The Mambu platform offers the following services: loan and deposit products and servicing; customer relationship management; portfolio and financial reporting; back office controls and automation; and integration into local ecosystems.
A “commitment fee” of US$9,000 (Php387,000) is required to access all of the Mambu services and to go live in six to 10 weeks. Hamilton explained that the fee has a corresponding service credit which could be used to pay for Mambu’s services. After the credits have all been exhausted, the client is charged a revenue-based fee.
To ensure 99.9% availability and security, the Mambu platform runs on Amazon Web Services and is PCI DSS Compliant, according to Hamilton.
“Mambu is safely stored on multiple data centres in different regions around the globe. So even if one server stops working, another server elsewhere can immediately take over and continue serving your data,” said Hamilton.
Mambu customers have their own database protected against external intruders and isolated from other Mambu users. Web application servers are physically and logically separated from servers that store customer data.
New local client
Mambu also announced that Negosyong Pinoy Finance Corporation (Venture South Philippines) is its newest customer.
Established in 2011, NPFC, an SME-focused financing company, provides loans and other services to entrepreneurs and small businesses that are looking to grow their businesses and need access to working capital in order to do so. NPFC has an office in Pasig and also covers the province of Cebu with a portfolio of Php87.7 million as of September 31, 2013. The portfolio will approach Php120 million by the end of the year. Aside from the Philippines, Venture South also operates in Colombia.
NPFC’s adoption of the Mambu platform will help the company achieve scale by expanding its business and extending services to more of the country’s micro, small and medium enterprises.

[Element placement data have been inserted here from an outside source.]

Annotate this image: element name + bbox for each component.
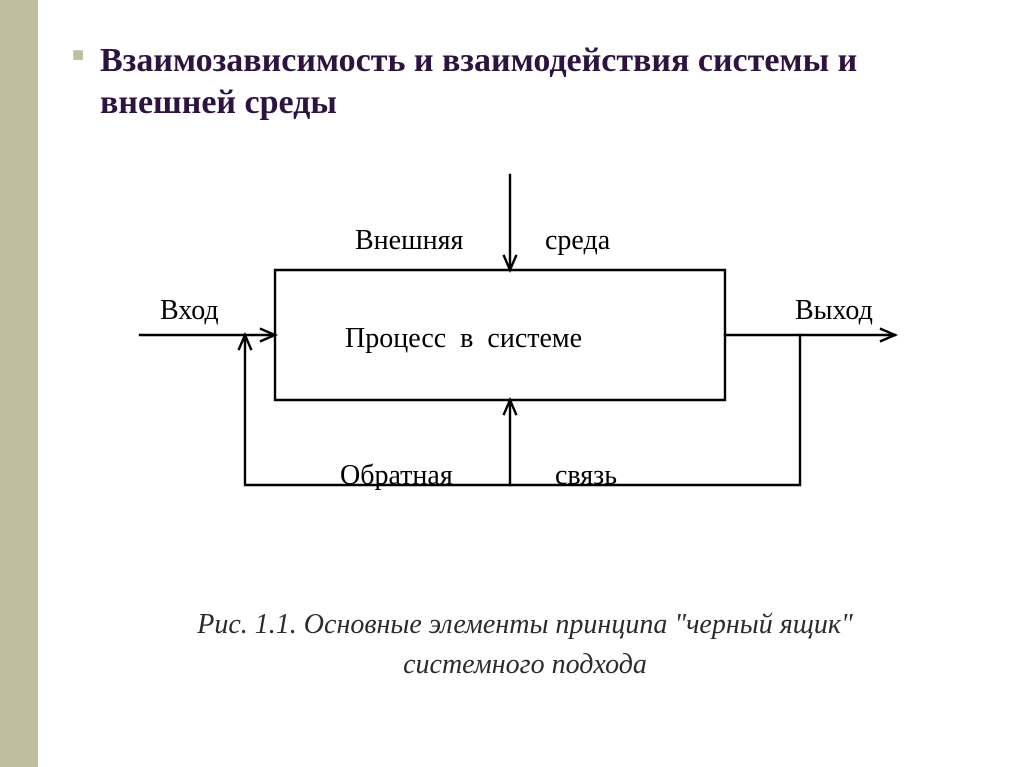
slide-sidebar <box>0 0 38 767</box>
env-label-right: среда <box>545 225 610 257</box>
diagram-svg <box>62 165 992 585</box>
caption-line2: системного подхода <box>95 645 955 685</box>
output-label: Выход <box>795 295 873 327</box>
slide-title: Взаимозависимость и взаимодействия систе… <box>100 40 920 124</box>
feedback-label-left: Обратная <box>340 460 453 492</box>
box-label: Процесс в системе <box>345 323 582 355</box>
input-label: Вход <box>160 295 219 327</box>
figure-caption: Рис. 1.1. Основные элементы принципа "че… <box>95 605 955 685</box>
env-label-left: Внешняя <box>355 225 463 257</box>
caption-line1: Рис. 1.1. Основные элементы принципа "че… <box>95 605 955 645</box>
title-bullet: ■ <box>72 44 84 67</box>
feedback-label-right: связь <box>555 460 617 492</box>
diagram-area: Внешняя среда Вход Выход Процесс в систе… <box>62 165 992 585</box>
slide: ■ Взаимозависимость и взаимодействия сис… <box>0 0 1024 767</box>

Mambu will also help NPFC improve its customer service through Mambu’s mobile workforce Android app, giving field staff access to real time data on-the-go; and through Mambu’s client portal, which will give NPFC clients more direct access and control of their accounts than ever before. The implementation is expected to go live by the end of November.
Reshaping the banking landscape
Hamilton explains that cloud technology will help reshape the landscape of banking on a few fronts. From the bottom of the pyramid, microfinance organizations will be better able to service sole proprietorships and micro businesses at a scale that makes them sustainable. They will also be able to begin to attract the talent and capital to extend services to the SME sector, which is so critical to their business and the local economies.
Cloud banking technology will also integrate easily with new distribution channels allowing banks to better service the $320B MSME banking opportunity in emerging markets, and work alongside – or compete against – microfinance organizations to ensure that the 60% of underserviced MSMEs in emerging markets won’t remain so for long.
According to Hamilton, cloud technology has made it possible for smaller financial institutions to compete in industries, like banking, that until recently required significant investment and held an ‘unfair’ advantage for banks.